Similarly, using the CsvBulkLoadTool shows the same for me:

yarn jar /usr/local/lib/phoenix/phoenix-4.9.0-HBase-1.2-SNAPSHOT-client.jar org.apache.phoenix.mapreduce.CsvBulkLoadTool -Dmapred.map.child.java.opts="-Xmx1G" --table BOOLTEST --input booleans.csv -z localhost:2181:/hbase-1.2

Maybe do a sanity check on your processing?

avatar

HI @Josh Elser, i tried to do the same thing from my environment, but the results are different. I am using the phoenix utility provided by HDP 2.4. any thoughts on this

        
$ cat booleans.csv
true,1
false,0
$ /usr/hdp/2.4.0.0-169/phoenix/bin/psql.py -t BOOLTEST -h PK,TRUTH localhost:2181:/hbase-unsecure booleans.csv
0: jdbc:phoenix:localhost:2181:/hbase-unse> select * from BOOLTEST;
+------------------------------------------+------------------------------------------+
|                    PK                    |                  TRUTH                   |
+------------------------------------------+------------------------------------------+
| false                                    | false                                    |
| true                                     | false                                    |
+------------------------------------------+------------------------------------------+

avatar
Super Guru

Oh, that's different than what you said earlier: Both values have "false" (not the values being inverted). Maybe it is a bug with 2.4.0.0. I'll have to see if I can use that exact version and see if I can reproduce the issue.

avatar

Thanks @Josh Elser and @Ankit Singhal. Is there a work around for this, without upgrading it to HDP 2.5 ? As upgrade involves involving lot of teams using the cluster.

avatar
Super Guru

This fix may eventually make it into a maintenance release for HDP. If you have a Hortonworks support contract, you can escalate this through them to get a fix made with urgency.
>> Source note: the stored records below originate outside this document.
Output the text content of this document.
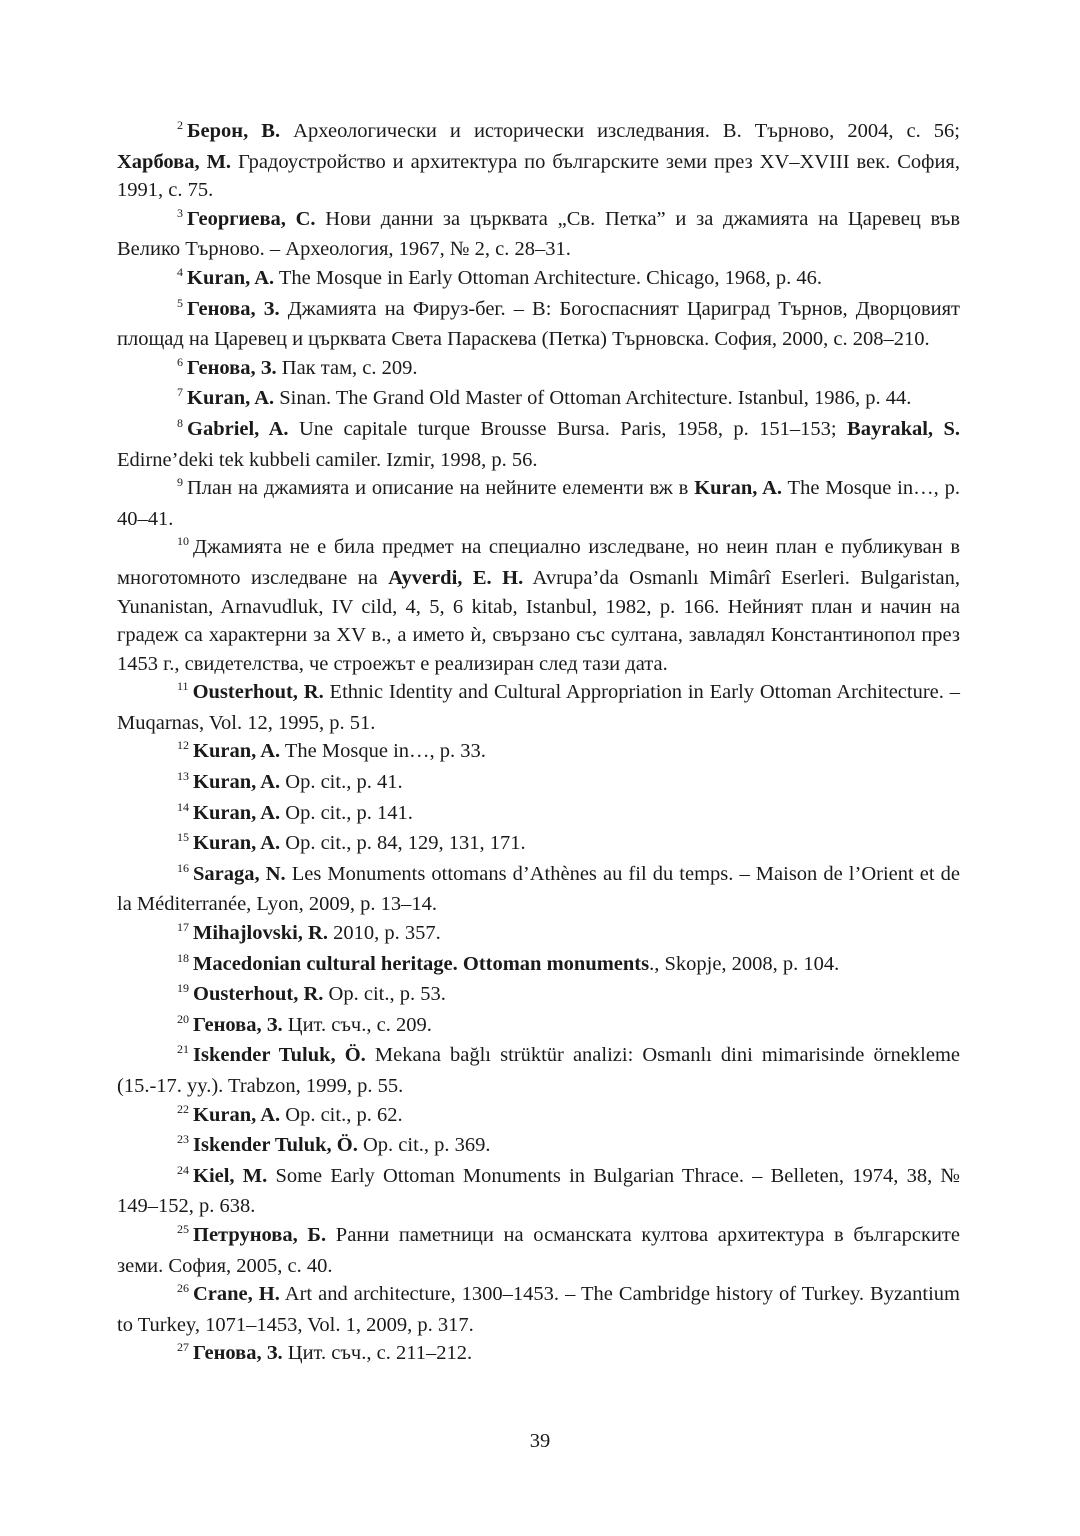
$^2$ Берон, В. Археологически и исторически изследвания. В. Търново, 2004, с. 56; Харбова, М. Градоустройство и архитектура по българските земи през XV–XVIII век. София, 1991, с. 75.

$^3$ Георгиева, С. Нови данни за църквата „Св. Петка” и за джамията на Царевец във Велико Търново. – Археология, 1967, № 2, с. 28–31.

$^4$ Kuran, A. The Mosque in Early Ottoman Architecture. Chicago, 1968, p. 46.

$^5$ Генова, З. Джамията на Фируз-бег. – В: Богоспасният Цариград Търнов, Дворцовият площад на Царевец и църквата Света Параскева (Петка) Търновска. София, 2000, с. 208–210.

$^6$ Генова, З. Пак там, с. 209.

$^7$ Kuran, A. Sinan. The Grand Old Master of Ottoman Architecture. Istanbul, 1986, p. 44.

$^8$ Gabriel, A. Une capitale turque Brousse Bursa. Paris, 1958, p. 151–153; Bayrakal, S. Edirne’deki tek kubbeli camiler. Izmir, 1998, p. 56.

$^9$ План на джамията и описание на нейните елементи вж в Kuran, A. The Mosque in…, p. 40–41.

$^{10}$ Джамията не е била предмет на специално изследване, но неин план е публикуван в многотомното изследване на Ayverdi, E. H. Avrupa’da Osmanlı Mimârî Eserleri. Bulgaristan, Yunanistan, Arnavudluk, IV cild, 4, 5, 6 kitab, Istanbul, 1982, p. 166. Нейният план и начин на градеж са характерни за XV в., а името ѝ, свързано със султана, завладял Константинопол през 1453 г., свидетелства, че строежът е реализиран след тази дата.

$^{11}$ Ousterhout, R. Ethnic Identity and Cultural Appropriation in Early Ottoman Architecture. – Muqarnas, Vol. 12, 1995, p. 51.

$^{12}$ Kuran, A. The Mosque in…, p. 33.

$^{13}$ Kuran, A. Op. cit., p. 41.

$^{14}$ Kuran, A. Op. cit., p. 141.

$^{15}$ Kuran, A. Op. cit., p. 84, 129, 131, 171.

$^{16}$ Saraga, N. Les Monuments ottomans d’Athènes au fil du temps. – Maison de l’Orient et de la Méditerranée, Lyon, 2009, p. 13–14.

$^{17}$ Mihajlovski, R. 2010, p. 357.

$^{18}$ Macedonian cultural heritage. Ottoman monuments., Skopje, 2008, p. 104.

$^{19}$ Ousterhout, R. Op. cit., p. 53.

$^{20}$ Генова, З. Цит. съч., с. 209.

$^{21}$ Iskender Tuluk, Ö. Mekana bağlı strüktür analizi: Osmanlı dini mimarisinde örnekleme (15.-17. yy.). Trabzon, 1999, p. 55.

$^{22}$ Kuran, A. Op. cit., p. 62.

$^{23}$ Iskender Tuluk, Ö. Op. cit., p. 369.

$^{24}$ Kiel, M. Some Early Ottoman Monuments in Bulgarian Thrace. – Belleten, 1974, 38, № 149–152, p. 638.

$^{25}$ Петрунова, Б. Ранни паметници на османската култова архитектура в българските земи. София, 2005, с. 40.

$^{26}$ Crane, H. Art and architecture, 1300–1453. – The Cambridge history of Turkey. Byzantium to Turkey, 1071–1453, Vol. 1, 2009, p. 317.

$^{27}$ Генова, З. Цит. съч., с. 211–212.

39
The workaround is to provide "true" and "false" when referring to booleans instead of "1" and "0".

avatar

Hi @Josh Elser, as a work arouns what i did was copied the phoenix 4.8 jars to the hbase classpath on all the nodes and made it work. IS it a good approach to do 😉 Also as phoenix stores all the version information on the system tables when it gets connected for the first time. Since i have been using phoenix 4.4 earlier and now 4.8 , will it cause any issues for accessign the existing data. Do i need to drop all the tables and create it back?

avatar
Super Guru

That is not a good idea. It is not well tested as to how the version of Phoenix provided in HDP2.3/2.4 works with Apache Phoenix 4.8. You are likely on your own there 🙂

avatar

It is related to PHOENIX-2434, which has been fixed in HDP 2.5/ apache v4.7.

avatar
Super Guru

Thanks for sharing, Ankit!